Ellie seemed to consider his plea for a moment, but shook it off. She leaned towards him and lowered her voice. "Chuck, I've been thinking about this. Isn't it possible that Sarah took advantage of the state you were in after Jill? Maybe she saw you were at a low point and seduced you into joining the government to be with her. All that time you guys were on-again, off-again, I could never understand what was going on. But now, now I get it. She was keeping you on the hook, getting you interested but not letting you too close. Using your attraction to her to lure you into doing her bidding."

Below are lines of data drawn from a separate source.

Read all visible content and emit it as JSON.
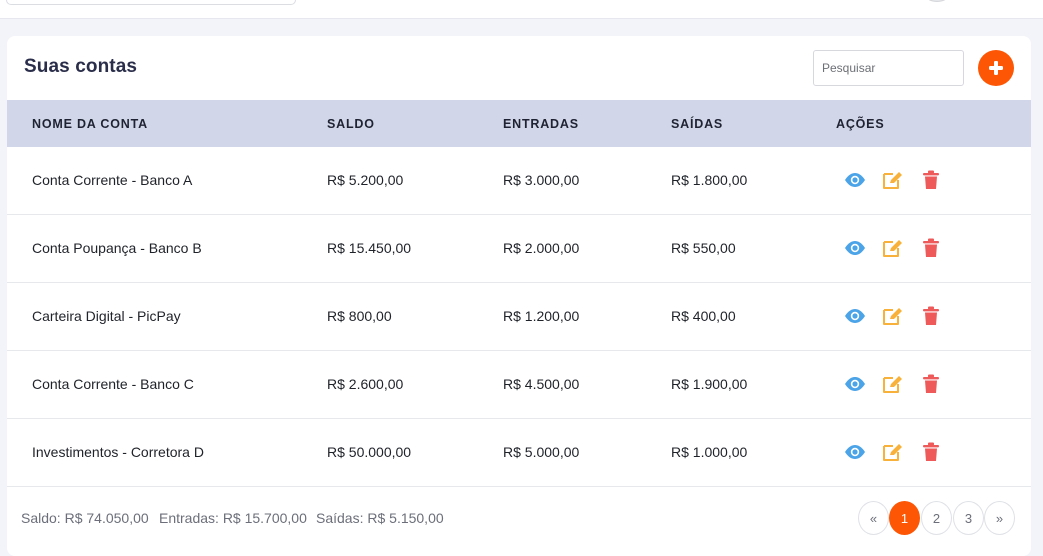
{
  "accounts": {
    "title": "Suas contas",
    "search_placeholder": "Pesquisar",
    "columns": [
      "NOME DA CONTA",
      "SALDO",
      "ENTRADAS",
      "SAÍDAS",
      "AÇÕES"
    ],
    "rows": [
      {
        "name": "Conta Corrente - Banco A",
        "saldo": "R$ 5.200,00",
        "entradas": "R$ 3.000,00",
        "saidas": "R$ 1.800,00"
      },
      {
        "name": "Conta Poupança - Banco B",
        "saldo": "R$ 15.450,00",
        "entradas": "R$ 2.000,00",
        "saidas": "R$ 550,00"
      },
      {
        "name": "Carteira Digital - PicPay",
        "saldo": "R$ 800,00",
        "entradas": "R$ 1.200,00",
        "saidas": "R$ 400,00"
      },
      {
        "name": "Conta Corrente - Banco C",
        "saldo": "R$ 2.600,00",
        "entradas": "R$ 4.500,00",
        "saidas": "R$ 1.900,00"
      },
      {
        "name": "Investimentos - Corretora D",
        "saldo": "R$ 50.000,00",
        "entradas": "R$ 5.000,00",
        "saidas": "R$ 1.000,00"
      }
    ],
    "totals": {
      "saldo": "Saldo: R$ 74.050,00",
      "entradas": "Entradas: R$ 15.700,00",
      "saidas": "Saídas: R$ 5.150,00"
    },
    "pagination": {
      "prev": "«",
      "pages": [
        "1",
        "2",
        "3"
      ],
      "active_page": "1",
      "next": "»"
    }
  },
  "icons": {
    "add": "plus-icon",
    "view": "eye-icon",
    "edit": "edit-icon",
    "delete": "trash-icon"
  },
  "colors": {
    "accent": "#fd5604",
    "header_bg": "#d1d7e8",
    "view": "#4ba3e8",
    "edit": "#f8b13b",
    "delete": "#ee5a5a"
  }
}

Suddenly, Ellie's eyes shot open wide and she grabbed Chuck's forearm, making him flinch. "And the _worst_ thing, the very worst thing about all of this is that I supported her the whole time! I pushed you guys together thinking it was the right thing when all I was really doing was helping her pull you into her world. Oh, Chuck, I'm so sorry!" Ellie drew him into an embrace, but after feeling a series of brief tremors run through him she pulled back. "Chuck?"

What she saw wasn't the empathetic, revelatory reaction she'd been expecting. She stared at him with mouth agape.

Chuck was trying to suppress a laugh.

Flushing with anger, she smacked him on the arm. "I'm serious!"

"I know," Chuck apologized. "But your theory… I mean, it's just… it's all wrong."

"Really?" She put her hands on her hips and glared. "Well why don't you tell me what I've got wrong, then. The truth."

And here it was. The opportunity to put Sarah's carte blanche on disclosing information to use. He paused for a moment to find the right tact.

"Our world."

"What?" Ellie asked, confusion written all over her face.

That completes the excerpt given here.